Compute the gradient of $f(x)=\|\text{diag}(x)\|$ with the chain rule

343 Views Asked by At

Consider the function $f:\mathbb{R}^n\to\mathbb{R}$ given by $f(x)=\|\text{diag}(x)\|$, where $\text{diag}(x)\in\mathbb{R}^{n\times{n}}$ is the diagonal matrix with diagonal entries $x_1,x_2,\dots,x_n$, and $\|\cdot\|$ is the spectral norm (matrix 2-norm).

Since the spectral norm of a matrix is its largest singular value, and the singular values of a (square) diagonal matrix are the absolute values of the diagonal entries, we see that $f(x)=\|x\|_\infty$, where $\|\cdot\|_\infty$ is the (vector) sup-norm. In this form, it is easier to deduce the properties of $f$--in particular, it is differentiable at any point $x\in\mathbb{R}^n$ where the largest element of $x$ (in absolute value) is unique. At such a point, the gradient of $f$ is given by $$ \nabla{f(x)}=\text{sgn}(x_k)e_k $$ where $k$ is the index of the (unique) largest entry of $x$ (in absolute value), $e_k$ is the $k^\text{th}$ standard basis vector in $\mathbb{R}^n$, and $\text{sgn}(\cdot)$ is the sign function.

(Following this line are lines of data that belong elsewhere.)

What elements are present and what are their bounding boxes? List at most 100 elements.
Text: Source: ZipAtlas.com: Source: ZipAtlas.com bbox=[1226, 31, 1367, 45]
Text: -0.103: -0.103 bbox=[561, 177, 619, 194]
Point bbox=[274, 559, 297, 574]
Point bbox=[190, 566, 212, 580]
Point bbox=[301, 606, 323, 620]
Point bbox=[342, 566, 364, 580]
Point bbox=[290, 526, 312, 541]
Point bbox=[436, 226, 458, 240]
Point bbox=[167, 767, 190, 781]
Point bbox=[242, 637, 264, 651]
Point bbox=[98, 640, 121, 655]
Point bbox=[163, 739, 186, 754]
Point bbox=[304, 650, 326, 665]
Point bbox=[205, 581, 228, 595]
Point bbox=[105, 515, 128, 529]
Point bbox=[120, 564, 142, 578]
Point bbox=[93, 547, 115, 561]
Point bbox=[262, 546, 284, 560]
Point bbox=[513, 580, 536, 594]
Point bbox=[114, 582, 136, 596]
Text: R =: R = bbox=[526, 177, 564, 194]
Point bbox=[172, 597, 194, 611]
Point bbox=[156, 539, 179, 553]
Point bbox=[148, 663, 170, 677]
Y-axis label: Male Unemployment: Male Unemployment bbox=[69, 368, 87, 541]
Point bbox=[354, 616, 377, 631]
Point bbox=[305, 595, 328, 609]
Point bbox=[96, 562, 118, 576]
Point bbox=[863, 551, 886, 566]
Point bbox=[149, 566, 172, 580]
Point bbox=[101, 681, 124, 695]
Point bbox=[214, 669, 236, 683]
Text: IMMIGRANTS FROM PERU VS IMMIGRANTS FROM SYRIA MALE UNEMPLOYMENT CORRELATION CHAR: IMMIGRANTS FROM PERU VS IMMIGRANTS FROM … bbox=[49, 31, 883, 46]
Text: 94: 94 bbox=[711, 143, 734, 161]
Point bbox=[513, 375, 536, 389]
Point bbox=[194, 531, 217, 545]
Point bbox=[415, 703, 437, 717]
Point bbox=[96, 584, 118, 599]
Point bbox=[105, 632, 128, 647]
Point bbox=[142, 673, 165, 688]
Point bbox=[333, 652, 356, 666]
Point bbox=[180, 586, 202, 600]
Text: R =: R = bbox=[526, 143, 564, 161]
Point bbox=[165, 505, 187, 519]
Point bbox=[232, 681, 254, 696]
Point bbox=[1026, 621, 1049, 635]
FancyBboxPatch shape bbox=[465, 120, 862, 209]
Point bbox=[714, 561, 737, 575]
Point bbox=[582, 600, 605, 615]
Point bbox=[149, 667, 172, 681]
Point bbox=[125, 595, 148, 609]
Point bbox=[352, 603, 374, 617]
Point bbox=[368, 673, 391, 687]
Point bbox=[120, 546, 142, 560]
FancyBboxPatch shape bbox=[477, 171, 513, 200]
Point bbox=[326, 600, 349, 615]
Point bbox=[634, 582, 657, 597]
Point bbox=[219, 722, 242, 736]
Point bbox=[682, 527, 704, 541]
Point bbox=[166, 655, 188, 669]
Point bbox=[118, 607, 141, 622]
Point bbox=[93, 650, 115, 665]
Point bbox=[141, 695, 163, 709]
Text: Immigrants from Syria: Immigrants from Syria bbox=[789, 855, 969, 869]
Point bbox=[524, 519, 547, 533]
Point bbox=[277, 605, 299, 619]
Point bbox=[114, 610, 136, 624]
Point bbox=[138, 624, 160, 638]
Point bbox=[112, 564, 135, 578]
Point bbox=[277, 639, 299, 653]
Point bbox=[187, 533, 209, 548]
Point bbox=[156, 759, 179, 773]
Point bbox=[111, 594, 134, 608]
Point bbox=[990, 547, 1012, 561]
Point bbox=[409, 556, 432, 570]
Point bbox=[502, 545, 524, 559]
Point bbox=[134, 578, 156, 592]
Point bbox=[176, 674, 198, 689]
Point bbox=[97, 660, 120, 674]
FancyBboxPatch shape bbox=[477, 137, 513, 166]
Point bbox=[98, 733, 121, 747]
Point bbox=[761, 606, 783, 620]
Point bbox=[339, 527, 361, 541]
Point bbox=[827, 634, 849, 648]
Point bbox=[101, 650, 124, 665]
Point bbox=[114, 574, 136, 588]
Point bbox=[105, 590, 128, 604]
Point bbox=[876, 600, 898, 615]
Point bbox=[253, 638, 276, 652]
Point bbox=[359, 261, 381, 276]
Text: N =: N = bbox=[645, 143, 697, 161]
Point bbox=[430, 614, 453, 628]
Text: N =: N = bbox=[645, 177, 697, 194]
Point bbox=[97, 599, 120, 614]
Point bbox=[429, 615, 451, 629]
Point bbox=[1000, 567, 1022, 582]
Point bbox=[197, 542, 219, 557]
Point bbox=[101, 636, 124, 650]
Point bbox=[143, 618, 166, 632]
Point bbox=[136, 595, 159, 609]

I want to deduce the above expression for the gradient using the chain rule applied to $f(x)=(g\circ{h})(x)$, where $g:\mathbb{R}^{n\times{n}}\to\mathbb{R}$ is given by $g(A)=\|A\|$, and $h:\mathbb{R}^n\to\mathbb{R}^{n\times{n}}$ is given by $h(x)=\text{diag}(x)$.

The "Jacobian" of $h$ is a three-dimensional object, where $$ \frac{\partial[h(x)]_{ij}}{\partial{x_k}}=\begin{cases}1,&i=j=k,\\0,&\text{else.}\end{cases} $$ The function $g$ is differentiable at any point $A$ where $A$ has a unique largest singular value, in which case the gradient(?) is given by $$ \nabla{g(A)}=uv^\text{T}, $$ where $u$ and $v$ are the left and right singular vectors (respectively) corresponding to the (unique) largest singular value of $A$.

So I essentially have a three-dimensional object and a 2-dimensional object, and I want to apply the chain rule to get the gradient, a 1-dimensional object (i.e. a vector). A straightforward application suggests "multiplying them together" (not sure that concept is even defined), which seems like it would produce a matrix. What simple thing am I missing here?

1

There are 1 best solutions below

3
On BEST ANSWER

A hint rather than a complete answer

It might help to think of $\Bbb R^{n \times n}$ as $\Bbb R^{n^2}$.

Now $h$ is a function from $\Bbb R^n$ to $\Bbb R^{n^2}$ and $g$ is a function from $\Bbb R^{n^2}$ to $\Bbb R$, so the composite goes from $\Bbb R^n$ to $\Bbb R$. Can you work out the $k$th partial derivative of this?

When you do, you may find out that the result you get is surprisingly closely related to matrix multiplication (of some sort) of the derivatives of $h$ and $g$...or you may not.

Just to get you started, $$\nabla g(A)_{ni + j} = u_i v_j,$$ where I'm working with indices that go from $0$ to $n-1$ here.

Can you now work out the $ni + j$th entry of the $k$th partial derivative of $g \circ h$?